Tu ouvres ton chat préféré. Même interface. Rien de neuf.
C’est normal. Les vrais changements ne commencent jamais dans le produit. Ils se passent en amont.
Il y a une question qu’on entend rarement, pourtant chaque labo la calcule : combien de GPU peuvent communiquer assez vite pour se comporter comme un seul ?
Ce nombre a un nom : Scale up world. Et cette année il va changer.
Pendant des années, je regardais la mémoire par chip. Par exemple, 80 Go pour un H100. Puis j’additionnais les chips.

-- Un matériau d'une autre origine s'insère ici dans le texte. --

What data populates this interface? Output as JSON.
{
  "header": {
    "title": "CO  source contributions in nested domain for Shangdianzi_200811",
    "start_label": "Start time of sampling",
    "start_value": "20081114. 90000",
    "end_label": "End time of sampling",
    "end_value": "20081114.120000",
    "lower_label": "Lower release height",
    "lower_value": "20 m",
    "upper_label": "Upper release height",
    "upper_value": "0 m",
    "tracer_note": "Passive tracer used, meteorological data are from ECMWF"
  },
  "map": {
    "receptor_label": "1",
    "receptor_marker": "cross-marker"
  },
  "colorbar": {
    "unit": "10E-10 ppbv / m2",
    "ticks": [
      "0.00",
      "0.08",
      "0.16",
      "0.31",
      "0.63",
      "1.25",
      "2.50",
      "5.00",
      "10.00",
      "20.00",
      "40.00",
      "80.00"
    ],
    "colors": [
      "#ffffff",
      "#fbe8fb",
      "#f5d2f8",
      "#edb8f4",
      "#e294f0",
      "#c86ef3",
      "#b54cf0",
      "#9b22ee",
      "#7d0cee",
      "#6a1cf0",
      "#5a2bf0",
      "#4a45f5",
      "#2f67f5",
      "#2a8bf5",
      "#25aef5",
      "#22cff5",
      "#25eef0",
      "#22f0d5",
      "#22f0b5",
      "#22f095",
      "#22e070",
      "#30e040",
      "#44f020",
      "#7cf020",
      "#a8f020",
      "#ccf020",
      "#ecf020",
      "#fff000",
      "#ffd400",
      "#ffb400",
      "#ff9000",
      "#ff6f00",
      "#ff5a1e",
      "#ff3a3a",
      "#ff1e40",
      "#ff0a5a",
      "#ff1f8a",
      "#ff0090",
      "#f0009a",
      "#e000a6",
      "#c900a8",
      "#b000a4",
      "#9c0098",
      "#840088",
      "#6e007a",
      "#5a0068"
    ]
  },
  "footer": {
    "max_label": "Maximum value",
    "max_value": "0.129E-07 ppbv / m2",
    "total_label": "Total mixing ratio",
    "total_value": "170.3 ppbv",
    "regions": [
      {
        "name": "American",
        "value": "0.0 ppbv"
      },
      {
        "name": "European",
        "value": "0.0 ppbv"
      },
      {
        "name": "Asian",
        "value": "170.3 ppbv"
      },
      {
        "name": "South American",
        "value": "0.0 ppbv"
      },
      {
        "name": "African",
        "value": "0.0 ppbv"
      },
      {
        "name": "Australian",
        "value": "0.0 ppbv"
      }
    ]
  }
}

Mais en réalité, la vraie limite c’est la mémoire par monde. Combien de mémoire tu peux agréger à haute vitesse sans passer par le réseau du datacenter.
Quelques chiffres :
- 8 H100 dans un serveur : 640 Go
- 72 GB200/GB300 dans un rack NVL72 : 13 500 Go
- 9 216 TPU Ironwood dans un superpod : 1 770 000 Go
Le mur n’a pas bougé. On a agrandi le monde.
Quand le monde était petit, certains modèles ne tenaient pas dedans. Il fallait les découper, les répartir sur plusieurs serveurs, et chaque inférence traversait le réseau lentement. C’était un processus coûteux et fragile.

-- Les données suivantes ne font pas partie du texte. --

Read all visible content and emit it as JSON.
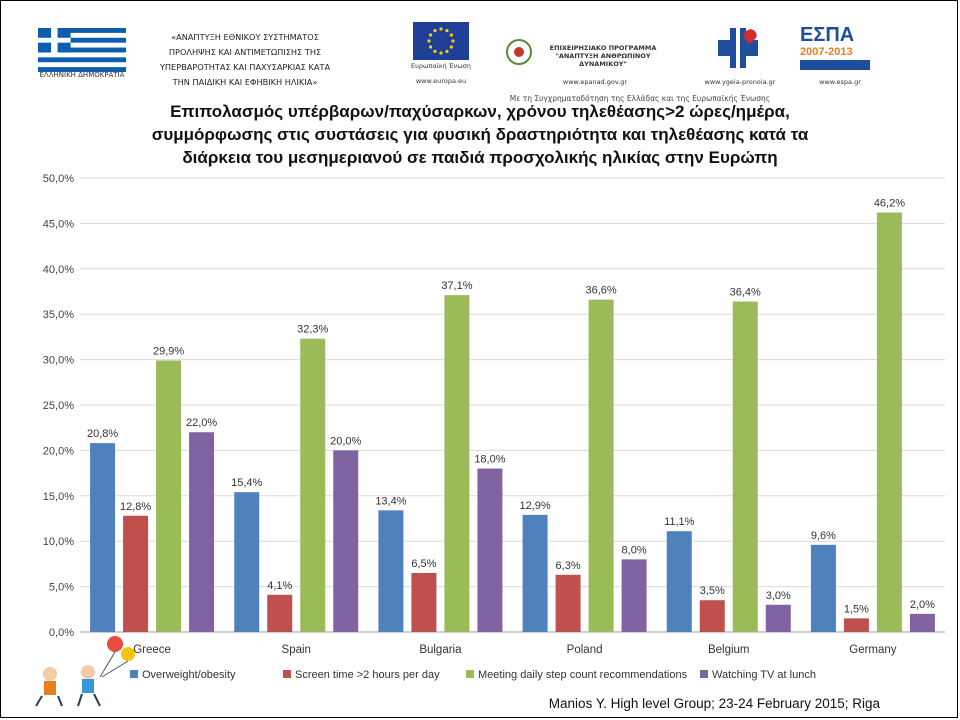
{
  "header": {
    "flag_caption": "ΕΛΛΗΝΙΚΗ ΔΗΜΟΚΡΑΤΙΑ",
    "project_lines": [
      "«ΑΝΑΠΤΥΞΗ ΕΘΝΙΚΟΥ ΣΥΣΤΗΜΑΤΟΣ",
      "ΠΡΟΛΗΨΗΣ ΚΑΙ ΑΝΤΙΜΕΤΩΠΙΣΗΣ ΤΗΣ",
      "ΥΠΕΡΒΑΡΟΤΗΤΑΣ ΚΑΙ ΠΑΧΥΣΑΡΚΙΑΣ ΚΑΤΑ",
      "ΤΗΝ ΠΑΙΔΙΚΗ ΚΑΙ ΕΦΗΒΙΚΗ ΗΛΙΚΙΑ»"
    ],
    "eu_caption": "Ευρωπαϊκή Ένωση",
    "eu_url": "www.europa.eu",
    "op_lines": [
      "ΕΠΙΧΕΙΡΗΣΙΑΚΟ ΠΡΟΓΡΑΜΜΑ",
      "\"ΑΝΑΠΤΥΞΗ ΑΝΘΡΩΠΙΝΟΥ ΔΥΝΑΜΙΚΟΥ\""
    ],
    "op_url": "www.epanad.gov.gr",
    "ministry_url": "www.ygeia-pronoia.gr",
    "espa_label": "ΕΣΠΑ",
    "espa_years": "2007-2013",
    "espa_url": "www.espa.gr",
    "cofund": "Με τη Συγχρηματοδότηση της Ελλάδας και της Ευρωπαϊκής Ένωσης"
  },
  "title_lines": [
    "Επιπολασμός υπέρβαρων/παχύσαρκων, χρόνου τηλεθέασης>2 ώρες/ημέρα,",
    "συμμόρφωσης στις συστάσεις για φυσική δραστηριότητα και τηλεθέασης κατά τα",
    "διάρκεια του μεσημεριανού σε παιδιά προσχολικής ηλικίας στην Ευρώπη"
  ],
  "footer": "Manios Y. High level Group; 23-24 February 2015; Riga",
  "chart_data": {
    "type": "bar",
    "categories": [
      "Greece",
      "Spain",
      "Bulgaria",
      "Poland",
      "Belgium",
      "Germany"
    ],
    "series": [
      {
        "name": "Overweight/obesity",
        "color": "#4f81bd",
        "values": [
          20.8,
          15.4,
          13.4,
          12.9,
          11.1,
          9.6
        ]
      },
      {
        "name": "Screen time >2 hours per day",
        "color": "#c0504d",
        "values": [
          12.8,
          4.1,
          6.5,
          6.3,
          3.5,
          1.5
        ]
      },
      {
        "name": "Meeting daily step count recommendations",
        "color": "#9bbb59",
        "values": [
          29.9,
          32.3,
          37.1,
          36.6,
          36.4,
          46.2
        ]
      },
      {
        "name": "Watching TV at lunch",
        "color": "#8064a2",
        "values": [
          22.0,
          20.0,
          18.0,
          8.0,
          3.0,
          2.0
        ]
      }
    ],
    "ylim": [
      0,
      50
    ],
    "yticks": [
      0,
      5,
      10,
      15,
      20,
      25,
      30,
      35,
      40,
      45,
      50
    ],
    "grid": true,
    "legend": "bottom",
    "value_format": "one decimal with comma, percent"
  }
}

Une fois le monde agrandi, ces mêmes modèles fonctionnent. L’inférence redevient locale. Le reinforcement learning devient praticable.
Ce qui était “théoriquement possible” devient “économiquement testable”.
Le RLVR fonctionne comme ça : tu définis un score vérifiable, tu laisses le modèle explorer, tu renforces ce qui améliore le score.
Simple à dire. Mais ça demande de l’inférence. Beaucoup d’inférence.
En pratique, les “active params” déterminent surtout le coût de calcul par token, tandis que les “total params” déterminent surtout la barrière mémoire (et donc la taille du monde nécessaire pour servir le modèle efficacement).
Si ton modèle ne tient pas dans un monde, chaque tentative coûte cher. S’il tient, tu peux itérer. Tu peux boucler. Tu peux industrialiser le progrès.
La question de 2026 n’est pas “quel nouveau benchmark”.
C’est : que se passe-t-il quand les boucles qui marchaient sur les petits modèles commencent à tourner sur les grands ?
On traversera peut-être 2026 sans voir de rupture dans nos interactions.
Mais quelque part, des équipes examinent les mêmes chiffres que nous. Elles calculent ce qui tient maintenant dans un monde. Et lancent des boucles qu’elles n’auraient pas pu lancer avant.
Les années pivots commencent rarement par une annonce. Elles commencent quand quelque chose devient possible.